According to a recent article signed by both men, the phrase “Russia’s DNA” refers to certain “constant values” that have been “intrinsic” to Russia throughout its entire history. These values include “communality, a sense of duty and a higher objective, existential resilience, and the prioritization of the immaterial over the mercantile.”

The organizers of the “closed seminar” assured attendees that Putin will have no trouble winning the 2024 election because “demand is growing” for conservatism in Russia. But according to Meduza’s sources, they didn’t explain what data this assertion was based on, and there’s no publicly available survey data indicating that the claim is true.

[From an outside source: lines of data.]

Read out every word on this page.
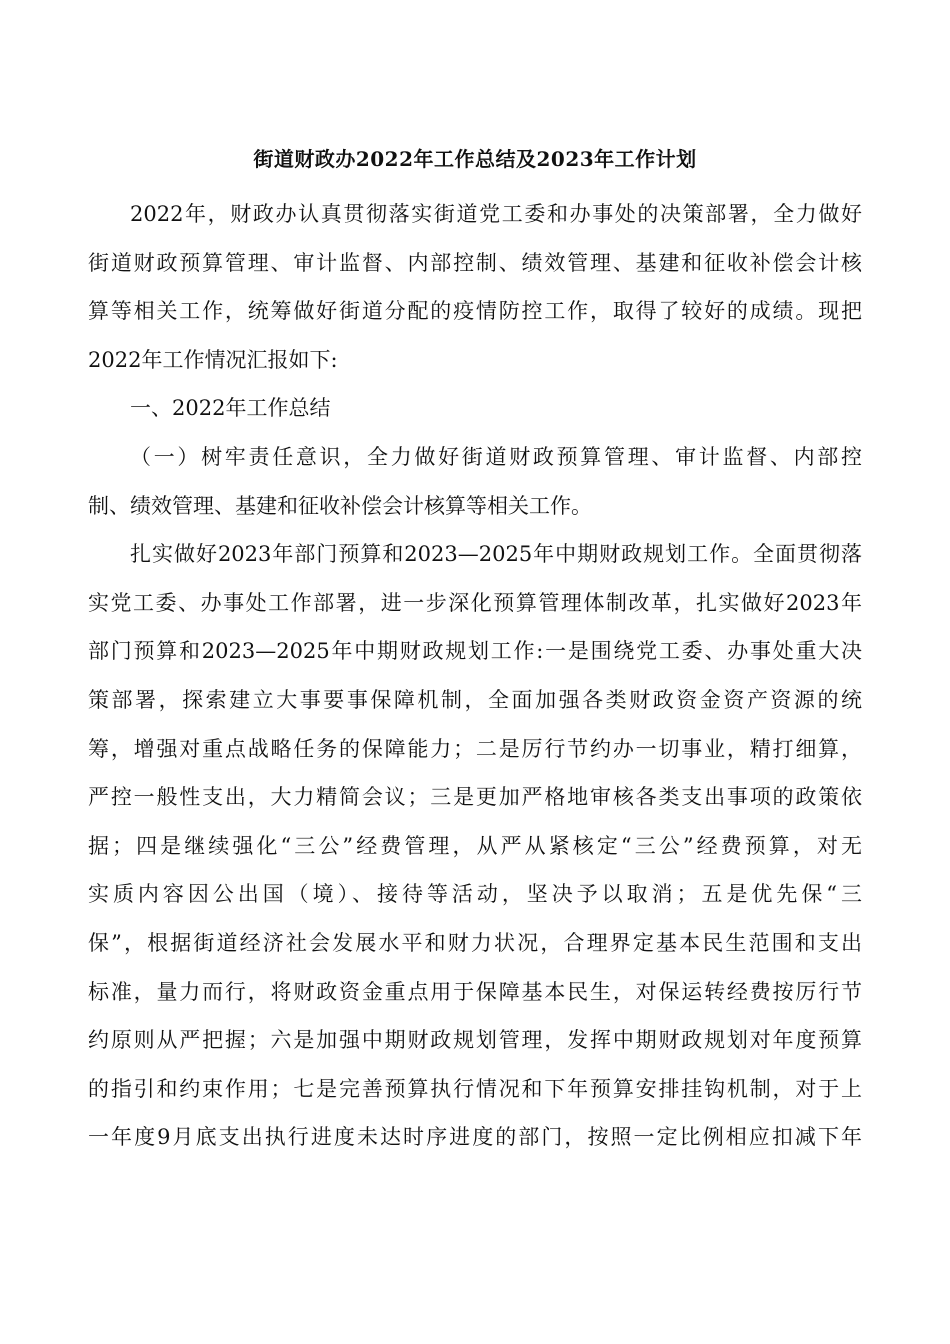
街道财政办2022年工作总结及2023年工作计划
2022年，财政办认真贯彻落实街道党工委和办事处的决策部署，全力做好
街道财政预算管理、审计监督、内部控制、绩效管理、基建和征收补偿会计核
算等相关工作，统筹做好街道分配的疫情防控工作，取得了较好的成绩。现把
2022年工作情况汇报如下:
一、2022年工作总结
（一）树牢责任意识，全力做好街道财政预算管理、审计监督、内部控
制、绩效管理、基建和征收补偿会计核算等相关工作。
扎实做好2023年部门预算和2023—2025年中期财政规划工作。全面贯彻落
实党工委、办事处工作部署，进一步深化预算管理体制改革，扎实做好2023年
部门预算和2023—2025年中期财政规划工作:一是围绕党工委、办事处重大决
策部署，探索建立大事要事保障机制，全面加强各类财政资金资产资源的统
筹，增强对重点战略任务的保障能力；二是厉行节约办一切事业，精打细算，
严控一般性支出，大力精简会议；三是更加严格地审核各类支出事项的政策依
据；四是继续强化“三公”经费管理，从严从紧核定“三公”经费预算，对无
实质内容因公出国（境）、接待等活动，坚决予以取消；五是优先保“三
保”，根据街道经济社会发展水平和财力状况，合理界定基本民生范围和支出
标准，量力而行，将财政资金重点用于保障基本民生，对保运转经费按厉行节
约原则从严把握；六是加强中期财政规划管理，发挥中期财政规划对年度预算
的指引和约束作用；七是完善预算执行情况和下年预算安排挂钩机制，对于上
一年度9月底支出执行进度未达时序进度的部门，按照一定比例相应扣减下年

According to RBC, the strategists at the “seminar” also outlined key performance indicators for the upcoming elections. Among other things, they plan for Putin to surpass his own results from Russia’s 2018 election, when he received 76.69 percent of votes with a 67.54 percent turnout (which was itself an improvement from his 2012 results). Meduza wrote about the Kremlin setting this goal in the fall of 2022.

Apart from the 2024 election, the “seminar” focused on the “development” of the annexed Ukrainian regions, including the future operation of Russian businesses and state-owned companies on the occupied territories. According to two of Meduza’s sources, representatives of the breakaway territories of Abkhazia and South Ossetia also attended the event. In May 2022, South Ossetia’s then-President Anatoly Bibilov announced that the unrecognized republic would hold a “referendum” on joining Russia, but he subsequently postponed it indefinitely “due to the risks.” According to two sources close to the Kremlin, the Russian authorities have not abandoned the idea of annexing the Georgian territories.

Kremlin Press Secretary Dmitry Peskov did not respond to Meduza’s requests for comment.